Че Гевара. Книга 1. Боливийский Дедушка

22
18
20
22
24
26
28
30

Он помнил дикий взгляд сержанта Терана и военного хирурга, когда те услышали приказ ампутировать кисти расстрелянного команданте. И удивление болванов из аргентинской полиции годом раньше – ну надо же, в досье Че нет отпечатков пальцев! Да его люди могли спереть не то, что отпечатки – весь полицейский архив, и никто бы ничего не заметил. В Мехико его человека и вовсе подпустили к досье за мелкую взятку. В Вашингтоне было сложнее, но и там Родригес сумел подчистить все следы. Когда Гевару брали в плен, его отпечатки уже хранились лишь в единственном отделе ЦРУ.

Возможно, потрошить досье в собственной конторе и не стоило, но к тому времени Родригеса одолевала паранойя. В Боливии ему начало казаться, что сторонники бешеного аргентинца проникают во все щели. Даже имея дело с правительством, ни в чем нельзя было быть уверенным, именно там месяцами отиралась милая немочка, Тамара Бидер, которая, как потом выяснилось, одновременно готовила конспиративные квартиры и собирала для Че Гевары ту самую информацию, которую так старался скрыть Родригес. Правда, он не был уверен, что она не работает заодно на его коллег, американских или каких-нибудь других. При мысли о том, какие нити держит в руках неизвестно на кого работающая «Таня», у Родригеса пересыхало во рту.

В конце концов, он оказался прав: потерянные отпечатки пальцев стали отличным предлогом для того, чтоб отрубить и хранить руки Гевары. Конечно, он поделился информацией и с мексиканцами, и с Бэуэнос-Айресом. Аргентинцы прислали целую делегацию, чтобы торжественно снять отпечатки с заспиртованных кистей какого-то бродяги из Санта-Круза. А у Родригеса осталась запечатанная емкость с формалином, в котором плавали кисти Че. Он считал, что этого достаточно, и информация, найденная в записях Тамары-Тани, это подтверждала. Да что там, он думал, что достаточно просто отпечатков, но в последний момент решил подстраховаться.

…Бледное лицо учительницы, как ее звали? Хулия Кортес, вспомнил Родригес и довольно улыбнулся – память по-прежнему работала как часы. Эта Хулия раздавала потом всем желающим интервью о том, как влюбилась в раненого команданте с первого взгляда и на всю жизнь. Интересно, знала ли она, рассказывая о том, как был прекрасен Че, что в последние часы жизни из его глаз смотрел Чиморте? И смех монашки, истерический, больше похожий на тявканье. Она не сводила глаз с тела Че Гевары, с его обрубленных рук, и все смеялась, и смеялась, и не могла остановиться. Родригес хотел арестовать ее, но испугался. Он прекрасно знал, что за монахини приходят в Камири из низовьев Парапети.

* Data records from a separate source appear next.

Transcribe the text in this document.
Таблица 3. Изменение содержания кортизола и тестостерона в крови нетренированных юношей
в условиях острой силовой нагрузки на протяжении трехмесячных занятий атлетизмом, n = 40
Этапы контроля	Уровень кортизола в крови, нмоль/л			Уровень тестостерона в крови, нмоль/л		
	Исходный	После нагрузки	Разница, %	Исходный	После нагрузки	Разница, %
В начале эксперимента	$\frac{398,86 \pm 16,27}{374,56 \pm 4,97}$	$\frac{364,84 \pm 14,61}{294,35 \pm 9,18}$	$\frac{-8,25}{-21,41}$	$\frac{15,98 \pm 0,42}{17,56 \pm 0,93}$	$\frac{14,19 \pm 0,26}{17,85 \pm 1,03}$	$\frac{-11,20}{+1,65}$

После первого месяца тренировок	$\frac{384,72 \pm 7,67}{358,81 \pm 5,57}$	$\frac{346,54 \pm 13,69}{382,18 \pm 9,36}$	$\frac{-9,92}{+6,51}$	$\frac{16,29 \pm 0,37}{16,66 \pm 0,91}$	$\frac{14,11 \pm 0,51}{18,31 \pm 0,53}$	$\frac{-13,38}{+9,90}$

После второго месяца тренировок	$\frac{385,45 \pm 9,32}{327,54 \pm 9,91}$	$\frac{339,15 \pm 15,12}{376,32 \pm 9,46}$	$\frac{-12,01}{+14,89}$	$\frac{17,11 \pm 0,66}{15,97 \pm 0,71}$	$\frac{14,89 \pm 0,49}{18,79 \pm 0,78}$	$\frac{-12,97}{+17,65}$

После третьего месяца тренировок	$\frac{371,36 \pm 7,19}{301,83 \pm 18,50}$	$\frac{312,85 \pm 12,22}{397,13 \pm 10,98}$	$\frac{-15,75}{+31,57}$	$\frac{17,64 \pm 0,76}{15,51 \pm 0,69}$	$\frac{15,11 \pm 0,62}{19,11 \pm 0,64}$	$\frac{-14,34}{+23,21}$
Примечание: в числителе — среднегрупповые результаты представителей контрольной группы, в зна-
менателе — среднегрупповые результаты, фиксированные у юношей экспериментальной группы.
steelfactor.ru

Он ошибся тогда, провалился, все оказалось зря. Родригес заскрежетал зубами, вспомнив свои хвастливые сообщения в центр. Он заявился в монастырь с отрядом рейнджеров и запечатанным контейнером, уверенный, что теперь контроль над зверем Чиморте, а значит, и над всей Южной Америкой, в его руках. Монашки шептались по углам, и он, идиот, еще подмигнул паре самых хорошеньких. А потом, уже совсем не в радужном настроении, потеряв лицо, требовал сотрудничества, в бешенстве грозил настоятельнице расстрелом, и молчаливые женщины в черных рясах смотрели на него, как на сумасшедшего…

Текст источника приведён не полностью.